Stakeholders have raised concerns that the Analysis Group’s recommendation of a two-hour lithium ion battery storage system as the peaker plant for the 2025-29 DCR — a change from GE Vernova’s 7HA.02 gas turbine — leads to higher CONE values.
But the consultancy said the increase is attributed to factors that are not taken into account in the annual update — and they should not be.
“In our view, annual updates are not designed to replicate a full demand curve reset,” Daniel Stuart, a manager and public policy expert for Analysis Group, told the Installed Capacity Working Group. “They just can’t consider policy changes in market factors, [such as] federal policy that provides a new tax credit for battery storage technology that will never be picked up on an inflation index.”

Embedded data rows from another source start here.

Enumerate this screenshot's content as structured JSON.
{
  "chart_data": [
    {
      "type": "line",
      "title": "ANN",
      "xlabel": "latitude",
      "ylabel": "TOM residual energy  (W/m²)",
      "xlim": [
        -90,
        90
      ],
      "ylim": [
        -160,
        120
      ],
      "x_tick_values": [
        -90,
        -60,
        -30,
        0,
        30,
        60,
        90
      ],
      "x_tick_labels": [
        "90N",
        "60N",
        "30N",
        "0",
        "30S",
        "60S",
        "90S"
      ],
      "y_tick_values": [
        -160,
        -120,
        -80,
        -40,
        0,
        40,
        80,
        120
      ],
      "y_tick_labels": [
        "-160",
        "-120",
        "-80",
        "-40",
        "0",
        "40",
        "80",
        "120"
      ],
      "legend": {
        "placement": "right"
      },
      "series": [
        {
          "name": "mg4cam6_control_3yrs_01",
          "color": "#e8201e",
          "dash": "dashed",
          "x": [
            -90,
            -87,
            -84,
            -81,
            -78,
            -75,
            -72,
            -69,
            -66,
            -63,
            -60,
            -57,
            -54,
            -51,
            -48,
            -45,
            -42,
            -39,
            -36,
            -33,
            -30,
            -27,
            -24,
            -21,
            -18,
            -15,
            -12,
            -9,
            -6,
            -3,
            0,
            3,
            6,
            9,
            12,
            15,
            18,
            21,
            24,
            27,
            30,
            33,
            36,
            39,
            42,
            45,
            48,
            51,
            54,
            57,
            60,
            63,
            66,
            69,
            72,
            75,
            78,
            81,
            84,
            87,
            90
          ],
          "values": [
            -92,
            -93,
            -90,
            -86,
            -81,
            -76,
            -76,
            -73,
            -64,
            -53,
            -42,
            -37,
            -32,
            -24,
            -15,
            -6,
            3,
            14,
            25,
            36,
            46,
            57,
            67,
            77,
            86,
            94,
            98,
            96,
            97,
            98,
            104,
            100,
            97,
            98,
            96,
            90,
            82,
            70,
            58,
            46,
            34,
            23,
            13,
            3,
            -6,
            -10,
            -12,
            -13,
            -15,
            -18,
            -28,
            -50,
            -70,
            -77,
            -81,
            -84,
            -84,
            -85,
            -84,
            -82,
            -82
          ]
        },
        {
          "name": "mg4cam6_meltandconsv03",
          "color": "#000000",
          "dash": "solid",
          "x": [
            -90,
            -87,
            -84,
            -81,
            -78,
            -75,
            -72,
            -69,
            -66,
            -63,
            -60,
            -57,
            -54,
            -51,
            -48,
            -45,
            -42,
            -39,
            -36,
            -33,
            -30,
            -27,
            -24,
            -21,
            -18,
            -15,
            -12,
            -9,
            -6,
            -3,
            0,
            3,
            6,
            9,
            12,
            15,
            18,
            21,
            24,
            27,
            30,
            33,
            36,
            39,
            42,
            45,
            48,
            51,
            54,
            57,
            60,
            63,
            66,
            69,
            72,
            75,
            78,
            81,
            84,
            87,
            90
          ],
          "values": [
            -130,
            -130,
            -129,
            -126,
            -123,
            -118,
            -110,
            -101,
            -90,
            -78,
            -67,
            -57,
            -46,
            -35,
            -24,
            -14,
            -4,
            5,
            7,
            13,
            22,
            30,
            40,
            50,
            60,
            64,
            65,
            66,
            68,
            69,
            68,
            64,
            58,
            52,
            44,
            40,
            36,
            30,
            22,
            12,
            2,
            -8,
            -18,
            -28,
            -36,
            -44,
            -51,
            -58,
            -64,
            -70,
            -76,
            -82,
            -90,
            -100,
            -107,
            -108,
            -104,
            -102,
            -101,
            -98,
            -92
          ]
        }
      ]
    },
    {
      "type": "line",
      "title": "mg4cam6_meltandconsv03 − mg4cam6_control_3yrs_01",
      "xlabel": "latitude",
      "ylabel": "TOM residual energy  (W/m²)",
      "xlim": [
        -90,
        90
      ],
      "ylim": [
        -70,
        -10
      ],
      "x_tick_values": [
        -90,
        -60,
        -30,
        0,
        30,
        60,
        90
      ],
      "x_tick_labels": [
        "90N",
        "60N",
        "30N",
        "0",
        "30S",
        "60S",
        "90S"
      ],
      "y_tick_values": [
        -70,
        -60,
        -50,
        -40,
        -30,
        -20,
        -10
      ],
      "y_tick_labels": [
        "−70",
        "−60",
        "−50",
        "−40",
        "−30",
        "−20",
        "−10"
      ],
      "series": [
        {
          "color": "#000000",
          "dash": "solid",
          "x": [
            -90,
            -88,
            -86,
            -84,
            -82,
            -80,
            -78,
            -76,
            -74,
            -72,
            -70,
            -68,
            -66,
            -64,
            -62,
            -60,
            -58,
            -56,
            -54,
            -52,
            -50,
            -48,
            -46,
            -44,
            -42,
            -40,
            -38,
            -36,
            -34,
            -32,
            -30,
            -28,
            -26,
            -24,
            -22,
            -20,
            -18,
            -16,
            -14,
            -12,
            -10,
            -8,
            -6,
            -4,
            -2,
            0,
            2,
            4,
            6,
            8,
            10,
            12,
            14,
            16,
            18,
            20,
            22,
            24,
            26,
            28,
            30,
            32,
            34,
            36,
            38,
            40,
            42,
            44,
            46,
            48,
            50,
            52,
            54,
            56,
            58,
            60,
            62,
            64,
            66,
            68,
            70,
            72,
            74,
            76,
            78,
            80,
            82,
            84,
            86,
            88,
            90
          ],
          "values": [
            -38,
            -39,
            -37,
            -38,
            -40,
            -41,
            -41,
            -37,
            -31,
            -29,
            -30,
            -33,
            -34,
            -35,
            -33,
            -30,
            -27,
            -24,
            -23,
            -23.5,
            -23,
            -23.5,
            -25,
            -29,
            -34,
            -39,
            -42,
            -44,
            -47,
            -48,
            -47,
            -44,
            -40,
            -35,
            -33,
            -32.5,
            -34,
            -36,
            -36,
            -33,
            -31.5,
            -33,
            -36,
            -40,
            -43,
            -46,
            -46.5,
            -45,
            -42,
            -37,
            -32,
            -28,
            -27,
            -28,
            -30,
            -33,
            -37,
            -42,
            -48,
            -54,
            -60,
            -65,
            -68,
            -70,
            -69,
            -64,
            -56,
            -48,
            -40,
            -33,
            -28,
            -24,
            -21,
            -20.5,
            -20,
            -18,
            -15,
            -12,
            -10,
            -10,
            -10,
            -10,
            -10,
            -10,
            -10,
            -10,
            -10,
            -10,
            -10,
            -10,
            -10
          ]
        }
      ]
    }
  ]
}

The consultancy did, however, change an index it had recommended to estimate the generating equipment component for battery storage systems to one that that excludes lead acid batteries.
“That seems like a helpful improvement to exclude a kind of battery that is quite different from lithium ion batteries,” said Stuart. “But beyond that, we have not found any other indices that more accurately reflect the changes and the four cost components defined in the tariff.”
Howard Fromer, director of regulatory affairs for Bayonne Energy Center, expressed concern that utility-scale batteries would not be accurately represented by the new index because they represent a small minority of the batteries included.
“It’s going to get watered down by including a lot of stuff [that] aren’t even subject to tariffs,” Fromer said. “We’re going to miss a huge potential component going forward.”
Stuart asked what other index should be used. Fromer suggested adjusting the index; Doreen Saia, chair of the Albany office of energy and natural resources practice for Greenberg Traurig, said the risk factor could be adjusted.
“Throwing up our hands and saying, ‘We just can’t get there,’ doesn’t ignore the fact that an investor will just throw up his hands,” Saia said.
Amanda De Vito Trinsey, a lawyer with Couch White representing New York City and Multiple Intervenors (MI) — a group of large industrial, commercial and institutional energy consumers — stepped in.
“I hear what everyone’s saying, and I understand the concern,” Trinsey said. “We don’t know what will happen, and so I think we’re doing the best with what we have in place. The city and MI support the process that you have here, and we don’t see any reason to depart. … What we have now captures that risk adequately.”